C’était juste et vrai, mais pas à la hauteur. Lorsque le Président français et la chancelière allemande se rendent ensemble au Parlement européen on attend d’eux qu’ils ouvrent à l’Union de nouveaux horizons et redonnent aux citoyens européens des raisons de croire en cette ambition d’unité politique dont ils ne perçoivent plus les ressorts.

Ce n’est pas ce qu’ils ont fait. François Hollande a eu raison d’insister sur la nécessité de doter l’Union d’une Défense commune. C’est un impératif à l’heure où le parapluie américain n’est plus que théorique mais où étaient les propositions concrètes pour aller de l’avant dans ce domaine tellement essentiel ?

Il n’y en eut pas.

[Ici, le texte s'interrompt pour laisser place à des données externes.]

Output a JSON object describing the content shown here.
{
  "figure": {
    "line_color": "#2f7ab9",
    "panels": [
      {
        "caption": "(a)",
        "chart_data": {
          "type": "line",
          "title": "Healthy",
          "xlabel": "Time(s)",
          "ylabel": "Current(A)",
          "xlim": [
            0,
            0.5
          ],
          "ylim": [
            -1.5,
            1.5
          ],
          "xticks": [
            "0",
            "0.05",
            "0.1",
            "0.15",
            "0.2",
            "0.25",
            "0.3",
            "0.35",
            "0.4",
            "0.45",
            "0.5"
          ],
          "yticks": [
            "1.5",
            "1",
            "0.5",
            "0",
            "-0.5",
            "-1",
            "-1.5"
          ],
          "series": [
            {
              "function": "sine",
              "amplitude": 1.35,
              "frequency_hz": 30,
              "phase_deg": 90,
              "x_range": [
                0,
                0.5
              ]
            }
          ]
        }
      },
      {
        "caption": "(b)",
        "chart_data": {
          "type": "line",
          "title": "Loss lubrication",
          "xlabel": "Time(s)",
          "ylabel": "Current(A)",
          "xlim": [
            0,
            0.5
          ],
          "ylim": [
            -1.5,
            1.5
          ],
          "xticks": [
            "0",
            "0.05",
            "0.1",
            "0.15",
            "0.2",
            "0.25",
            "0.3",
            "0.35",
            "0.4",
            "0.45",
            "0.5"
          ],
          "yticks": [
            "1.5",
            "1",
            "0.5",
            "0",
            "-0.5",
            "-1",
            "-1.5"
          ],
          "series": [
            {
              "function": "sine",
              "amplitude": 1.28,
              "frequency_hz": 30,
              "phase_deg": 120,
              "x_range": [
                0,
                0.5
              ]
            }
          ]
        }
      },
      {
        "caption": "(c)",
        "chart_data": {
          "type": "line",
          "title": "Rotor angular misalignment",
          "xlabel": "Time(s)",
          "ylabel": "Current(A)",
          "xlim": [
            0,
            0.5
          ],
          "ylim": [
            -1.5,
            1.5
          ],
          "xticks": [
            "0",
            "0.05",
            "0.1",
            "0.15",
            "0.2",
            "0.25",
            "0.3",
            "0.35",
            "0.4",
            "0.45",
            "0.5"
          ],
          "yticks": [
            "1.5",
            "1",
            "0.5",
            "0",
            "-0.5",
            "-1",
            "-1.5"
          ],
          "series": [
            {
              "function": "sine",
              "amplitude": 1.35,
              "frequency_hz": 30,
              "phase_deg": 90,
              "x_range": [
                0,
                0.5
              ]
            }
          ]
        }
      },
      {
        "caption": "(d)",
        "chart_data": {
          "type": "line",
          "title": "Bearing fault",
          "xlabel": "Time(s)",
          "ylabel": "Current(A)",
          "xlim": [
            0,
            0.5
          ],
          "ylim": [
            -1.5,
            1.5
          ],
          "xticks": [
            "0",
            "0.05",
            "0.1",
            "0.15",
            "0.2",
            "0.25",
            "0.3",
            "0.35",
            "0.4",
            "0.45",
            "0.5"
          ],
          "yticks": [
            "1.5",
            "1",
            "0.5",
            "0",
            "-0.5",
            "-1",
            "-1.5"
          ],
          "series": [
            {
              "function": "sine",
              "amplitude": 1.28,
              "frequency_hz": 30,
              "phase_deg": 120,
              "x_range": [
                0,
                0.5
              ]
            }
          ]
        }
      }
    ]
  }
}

Il n’y eut qu’un vœu français qui disait, en creux, qu’on n‘y était pas encore alors que l’urgence devrait commander et lorsque la chancelière dit, à raison, qu’il faut réformer le droit d’asile en Europe, sortir de la vieille règle qui assigne un réfugié dans le pays de l’Union où la géographie l’a fait arriver, c’est la même chose.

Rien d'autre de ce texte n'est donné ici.